This example uses nonsense words to test your understanding of a basic rule of logic: Given a true
statement, the statement’s converse is not necessarily true, the statement’s inverse is not
necessarily true, but the statement’s contrapositive must be true. That sounds like a mouthful; as
you think about what follows, concern yourself not with fancy terminology such as inverse and
converse—terms that won’t appear on the test—but with the meanings of these terms.

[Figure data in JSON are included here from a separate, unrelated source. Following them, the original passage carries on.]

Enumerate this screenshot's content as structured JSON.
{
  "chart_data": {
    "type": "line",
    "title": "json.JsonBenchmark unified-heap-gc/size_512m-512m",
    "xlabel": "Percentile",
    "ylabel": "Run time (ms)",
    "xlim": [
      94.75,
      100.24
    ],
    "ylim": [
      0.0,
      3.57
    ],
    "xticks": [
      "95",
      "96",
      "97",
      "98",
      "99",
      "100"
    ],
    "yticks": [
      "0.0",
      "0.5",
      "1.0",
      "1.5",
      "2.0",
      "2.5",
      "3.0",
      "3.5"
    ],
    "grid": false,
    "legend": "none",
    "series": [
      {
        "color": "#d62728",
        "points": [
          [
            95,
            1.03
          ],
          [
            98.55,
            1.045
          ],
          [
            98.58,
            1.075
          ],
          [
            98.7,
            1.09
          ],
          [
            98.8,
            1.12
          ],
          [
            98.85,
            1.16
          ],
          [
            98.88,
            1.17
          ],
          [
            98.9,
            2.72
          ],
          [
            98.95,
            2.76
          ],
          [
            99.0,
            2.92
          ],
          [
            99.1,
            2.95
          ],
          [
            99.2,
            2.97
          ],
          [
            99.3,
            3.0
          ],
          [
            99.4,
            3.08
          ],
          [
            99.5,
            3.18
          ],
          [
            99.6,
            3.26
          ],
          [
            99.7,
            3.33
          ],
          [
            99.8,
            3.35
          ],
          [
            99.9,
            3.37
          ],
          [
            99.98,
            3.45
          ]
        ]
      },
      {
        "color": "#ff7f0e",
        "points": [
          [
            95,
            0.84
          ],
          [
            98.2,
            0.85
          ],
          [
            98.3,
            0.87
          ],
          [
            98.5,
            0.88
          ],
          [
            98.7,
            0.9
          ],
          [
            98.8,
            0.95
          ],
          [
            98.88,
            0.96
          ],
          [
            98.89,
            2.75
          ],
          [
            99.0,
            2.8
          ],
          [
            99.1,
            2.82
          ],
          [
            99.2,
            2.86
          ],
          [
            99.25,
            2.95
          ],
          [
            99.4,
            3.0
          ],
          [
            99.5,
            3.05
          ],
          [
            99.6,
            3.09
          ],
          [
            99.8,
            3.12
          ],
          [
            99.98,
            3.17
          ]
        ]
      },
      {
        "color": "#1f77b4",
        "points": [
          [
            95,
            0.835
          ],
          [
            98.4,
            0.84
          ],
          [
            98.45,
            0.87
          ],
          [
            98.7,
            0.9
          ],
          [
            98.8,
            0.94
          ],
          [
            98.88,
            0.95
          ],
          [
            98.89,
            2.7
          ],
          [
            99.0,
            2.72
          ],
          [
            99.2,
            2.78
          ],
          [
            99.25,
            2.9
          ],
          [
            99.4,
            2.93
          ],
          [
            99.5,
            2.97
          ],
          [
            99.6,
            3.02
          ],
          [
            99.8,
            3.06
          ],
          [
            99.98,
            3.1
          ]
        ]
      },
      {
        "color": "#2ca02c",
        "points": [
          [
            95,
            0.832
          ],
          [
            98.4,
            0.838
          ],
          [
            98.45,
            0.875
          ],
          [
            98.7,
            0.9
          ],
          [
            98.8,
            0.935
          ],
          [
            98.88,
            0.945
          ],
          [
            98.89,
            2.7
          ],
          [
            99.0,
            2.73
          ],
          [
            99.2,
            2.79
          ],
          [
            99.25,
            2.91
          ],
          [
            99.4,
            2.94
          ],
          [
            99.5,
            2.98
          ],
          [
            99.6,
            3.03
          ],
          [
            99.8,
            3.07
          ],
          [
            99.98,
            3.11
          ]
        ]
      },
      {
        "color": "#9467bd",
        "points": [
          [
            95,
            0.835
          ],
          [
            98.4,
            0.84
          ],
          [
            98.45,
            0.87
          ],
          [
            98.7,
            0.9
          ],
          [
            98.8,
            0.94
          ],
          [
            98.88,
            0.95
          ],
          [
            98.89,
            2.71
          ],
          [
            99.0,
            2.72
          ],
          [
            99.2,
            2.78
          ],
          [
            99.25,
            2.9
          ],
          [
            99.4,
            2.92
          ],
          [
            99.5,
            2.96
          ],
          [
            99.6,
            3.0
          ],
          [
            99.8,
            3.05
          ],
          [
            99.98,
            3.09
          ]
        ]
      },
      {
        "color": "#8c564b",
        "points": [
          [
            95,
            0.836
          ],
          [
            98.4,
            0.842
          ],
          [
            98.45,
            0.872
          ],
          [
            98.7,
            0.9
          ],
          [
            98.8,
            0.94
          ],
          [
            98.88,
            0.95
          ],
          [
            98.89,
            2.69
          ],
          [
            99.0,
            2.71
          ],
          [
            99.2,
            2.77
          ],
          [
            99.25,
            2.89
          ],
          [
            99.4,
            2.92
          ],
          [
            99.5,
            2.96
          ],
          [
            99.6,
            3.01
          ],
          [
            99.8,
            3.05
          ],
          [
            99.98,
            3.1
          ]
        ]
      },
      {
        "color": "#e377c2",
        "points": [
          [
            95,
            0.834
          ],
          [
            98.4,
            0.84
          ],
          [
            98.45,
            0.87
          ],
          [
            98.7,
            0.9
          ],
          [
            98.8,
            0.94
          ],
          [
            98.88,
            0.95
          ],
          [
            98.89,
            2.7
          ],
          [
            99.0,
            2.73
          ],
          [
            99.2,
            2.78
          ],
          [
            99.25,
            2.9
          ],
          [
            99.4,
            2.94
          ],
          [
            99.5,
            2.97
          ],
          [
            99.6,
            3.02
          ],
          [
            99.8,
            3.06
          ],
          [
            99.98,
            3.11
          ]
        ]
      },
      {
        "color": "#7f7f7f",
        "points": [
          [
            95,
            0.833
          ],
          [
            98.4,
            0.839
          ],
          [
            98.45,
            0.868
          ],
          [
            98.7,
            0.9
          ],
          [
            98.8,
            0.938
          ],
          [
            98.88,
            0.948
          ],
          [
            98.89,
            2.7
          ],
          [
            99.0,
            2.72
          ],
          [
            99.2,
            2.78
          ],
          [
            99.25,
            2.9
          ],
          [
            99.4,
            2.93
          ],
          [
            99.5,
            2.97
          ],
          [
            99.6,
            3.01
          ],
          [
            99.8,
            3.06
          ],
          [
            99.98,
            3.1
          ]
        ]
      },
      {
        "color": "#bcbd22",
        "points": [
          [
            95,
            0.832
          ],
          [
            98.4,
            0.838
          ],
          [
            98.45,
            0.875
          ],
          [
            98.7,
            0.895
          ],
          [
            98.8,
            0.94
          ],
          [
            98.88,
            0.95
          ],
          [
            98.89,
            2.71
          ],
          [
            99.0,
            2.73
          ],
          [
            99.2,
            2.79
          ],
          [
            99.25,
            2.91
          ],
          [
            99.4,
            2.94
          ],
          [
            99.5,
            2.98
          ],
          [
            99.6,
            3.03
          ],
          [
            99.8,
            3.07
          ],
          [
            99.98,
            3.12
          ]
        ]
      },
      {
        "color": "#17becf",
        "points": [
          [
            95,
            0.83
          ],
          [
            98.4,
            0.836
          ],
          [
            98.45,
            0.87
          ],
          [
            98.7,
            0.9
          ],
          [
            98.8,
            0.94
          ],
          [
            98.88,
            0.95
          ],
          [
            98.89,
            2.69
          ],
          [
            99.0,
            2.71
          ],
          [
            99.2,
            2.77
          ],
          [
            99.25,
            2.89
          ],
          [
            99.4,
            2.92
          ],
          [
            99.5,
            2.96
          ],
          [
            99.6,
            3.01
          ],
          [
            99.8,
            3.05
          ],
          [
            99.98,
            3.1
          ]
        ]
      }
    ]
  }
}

The following statement is an if-then claim: If A, then B. The converse is what you get when you flip
the if and the then: If B, then A. The inverse is what you get when you negate the if and the then: If
not A, then not B. Finally, the contrapositive is what you get when you both flip and negate the A and
the B: If not B, then not A. Again, given a true statement, the statement’s contrapositive must
follow.
Consider an example: If I am in Iowa, then I am in the United States. The converse of this statement
is: If I am in the United States, then I am in Iowa. Is it possibly true that a person in the United States
is in Iowa? Yes. Is it necessarily true? No. The inverse of the original statement is, If I am not in Iowa,
then I am not in the United States. Is it possibly true that a person not in Iowa is not in the United
States? Yes. Is it necessarily true? No. Now consider the contrapositive of the original statement: If I
am not in the United States, then I am not in Iowa. Not only is it possible that a person not in the
United States not be in Iowa, but it is necessarily true that someone not in the United States is not
in Iowa.
1. “If a zic is a zac, then a zic is not a zoc.”2. If the statement above is true, then which of the following statements must also be true?(A) “If a zic is a zoc, then a zic is not a zac.”(B) “If a zic is not a zac, then a zic is a zoc.”(C) “If a zic is not a zoc, then a zic is a zac.”(D) “If a zic is not a zac, then a zoc is not a zac.”(E) “If a zoc is a zic, then a zac is a zic.”